Jumat, 01 Januari 2016

Belum ada Judul

Padahal sudah jelas itu hanya mimpi, lalu kenapa dengan susah payah aku memikirkan itu benar atau tidak. Hampir saja aku tidak bisa membedakan mana mimpi dan mana kenyataan. Karena itu terlihat seperti sungguhan. Aku tak mengerti mengapa sudah 3 hari ini aku mempimpikan dirinya. Walau tak begitu jelas aku mengingat alur mimpiku, tapi wajahnya sangat jelas dalam ingatanku. Apa ini pertanda? Pertanda apa? Ada-ada saja aku ini, mana mungkin aku mempercayai hal-hal seperti itu. Lebih baik aku cepat kekamar mandi lalu berwudhu untuk sholat subuh, sebelum matahari menampakan sinarnya lebih terang lagi.
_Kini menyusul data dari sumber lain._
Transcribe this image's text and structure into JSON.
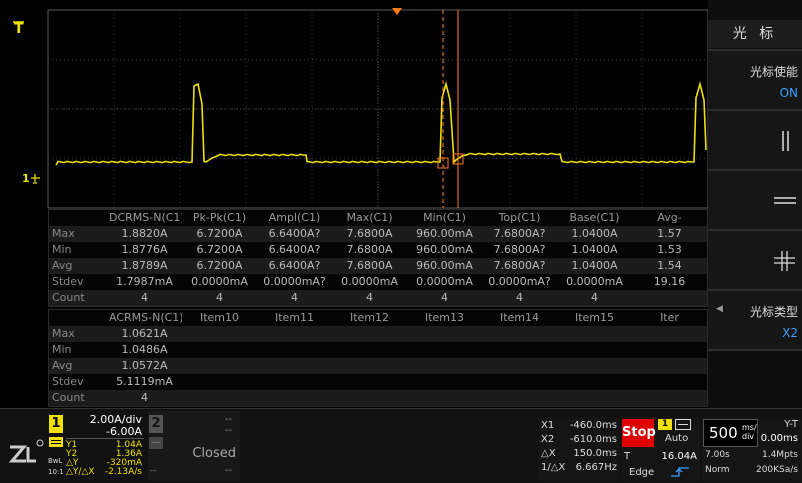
{
  "colors": {
    "ch1": "#f0e000",
    "cursor": "#ff7a1a",
    "accent": "#3aa0ff",
    "stop": "#e00000"
  },
  "screen": {
    "trigger_marker": "T",
    "ch1_marker": "1",
    "cursor_a_icon": "cursor-a-box-icon",
    "cursor_b_icon": "cursor-b-box-icon"
  },
  "measurements_top": {
    "headers": [
      "DCRMS-N(C1)",
      "Pk-Pk(C1)",
      "Ampl(C1)",
      "Max(C1)",
      "Min(C1)",
      "Top(C1)",
      "Base(C1)",
      "Avg-"
    ],
    "rows": [
      {
        "label": "Max",
        "values": [
          "1.8820A",
          "6.7200A",
          "6.6400A?",
          "7.6800A",
          "960.00mA",
          "7.6800A?",
          "1.0400A",
          "1.57"
        ]
      },
      {
        "label": "Min",
        "values": [
          "1.8776A",
          "6.7200A",
          "6.6400A?",
          "7.6800A",
          "960.00mA",
          "7.6800A?",
          "1.0400A",
          "1.53"
        ]
      },
      {
        "label": "Avg",
        "values": [
          "1.8789A",
          "6.7200A",
          "6.6400A?",
          "7.6800A",
          "960.00mA",
          "7.6800A?",
          "1.0400A",
          "1.54"
        ]
      },
      {
        "label": "Stdev",
        "values": [
          "1.7987mA",
          "0.0000mA",
          "0.0000mA?",
          "0.0000mA",
          "0.0000mA",
          "0.0000mA?",
          "0.0000mA",
          "19.16"
        ]
      },
      {
        "label": "Count",
        "values": [
          "4",
          "4",
          "4",
          "4",
          "4",
          "4",
          "4",
          ""
        ]
      }
    ]
  },
  "measurements_bottom": {
    "headers": [
      "ACRMS-N(C1)",
      "Item10",
      "Item11",
      "Item12",
      "Item13",
      "Item14",
      "Item15",
      "Iter"
    ],
    "rows": [
      {
        "label": "Max",
        "values": [
          "1.0621A",
          "",
          "",
          "",
          "",
          "",
          "",
          ""
        ]
      },
      {
        "label": "Min",
        "values": [
          "1.0486A",
          "",
          "",
          "",
          "",
          "",
          "",
          ""
        ]
      },
      {
        "label": "Avg",
        "values": [
          "1.0572A",
          "",
          "",
          "",
          "",
          "",
          "",
          ""
        ]
      },
      {
        "label": "Stdev",
        "values": [
          "5.1119mA",
          "",
          "",
          "",
          "",
          "",
          "",
          ""
        ]
      },
      {
        "label": "Count",
        "values": [
          "4",
          "",
          "",
          "",
          "",
          "",
          "",
          ""
        ]
      }
    ]
  },
  "menu": {
    "title": "光 标",
    "cursor_enable_label": "光标使能",
    "cursor_enable_value": "ON",
    "cursor_type_label": "光标类型",
    "cursor_type_value": "X2",
    "cursor_type_arrow": "◀"
  },
  "ch1": {
    "number": "1",
    "scale": "2.00A/div",
    "offset": "-6.00A",
    "bw_label": "BwL",
    "probe_label": "10:1",
    "y1_label": "Y1",
    "y1_value": "1.04A",
    "y2_label": "Y2",
    "y2_value": "1.36A",
    "dy_label": "△Y",
    "dy_value": "-320mA",
    "dydx_label": "△Y/△X",
    "dydx_value": "-2.13A/s"
  },
  "ch2": {
    "number": "2",
    "minus": "—",
    "scale": "--",
    "offset": "--",
    "status": "Closed",
    "extra_left": "--",
    "extra_right": "--"
  },
  "cursor_readout": {
    "x1_label": "X1",
    "x1_value": "-460.0ms",
    "x2_label": "X2",
    "x2_value": "-610.0ms",
    "dx_label": "△X",
    "dx_value": "150.0ms",
    "inv_label": "1/△X",
    "inv_value": "6.667Hz"
  },
  "trigger": {
    "run_state": "Stop",
    "source": "1",
    "mode": "Auto",
    "level_label": "T",
    "level_value": "16.04A",
    "type": "Edge"
  },
  "timebase": {
    "value": "500",
    "unit_top": "ms/",
    "unit_bottom": "div",
    "display_mode": "Y-T",
    "delay": "0.00ms",
    "length": "7.00s",
    "memory": "1.4Mpts",
    "acq_mode": "Norm",
    "sample_rate": "200KSa/s"
  }
}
Kulihat dari balik jendela kamarku, oh tidak ternyata hujan. Kututup kembali jendela kamarku dan bibirku sudah siap untuk menggerutu. Mana bisa berangkat kuliah kalau sepagi ini saja sudah hujan, membuat orang malas beraktifitas saja. Sungguh menyebalkan tapi apa daya mau sederas apapun hujannya harus tetap berangkat. Karena kalau tidak absen ku bisa bertambah menjadi 5. Bagaimana tidak dalam 1 semester ini ada 7 kali pertemuan tapi aku sudah tidak masuk selama 4 kali. Yang pertama karena aku sakit, yang kedua aku izin pergi kewisuda bang Rio, ketiga aku izin pergi liburan ke kampung halaman nenek, dan yang keempat karena aku telat dan aku pasrahkan untuk tidak masuk kelas saja sekalian. Nggak mungkinkan masuk jam 8 aku baru hadir dikelas jam 10, itusih namanya ngajak perang dosen. Lagian cuma 2 sks doang kalau masuk baru duduk dosen sudah mengakhiri kuliahnya. Yasudah aku mengalah saja untuk tidak masuk. Nasip punya rumah jauh dari tempat kuliah. Sabar yaa Ray, jalanin aja, nikmatin, kan sudah jadi pilihan. Itulah salah satu slogan aku untuk menguatkan diri sendiri.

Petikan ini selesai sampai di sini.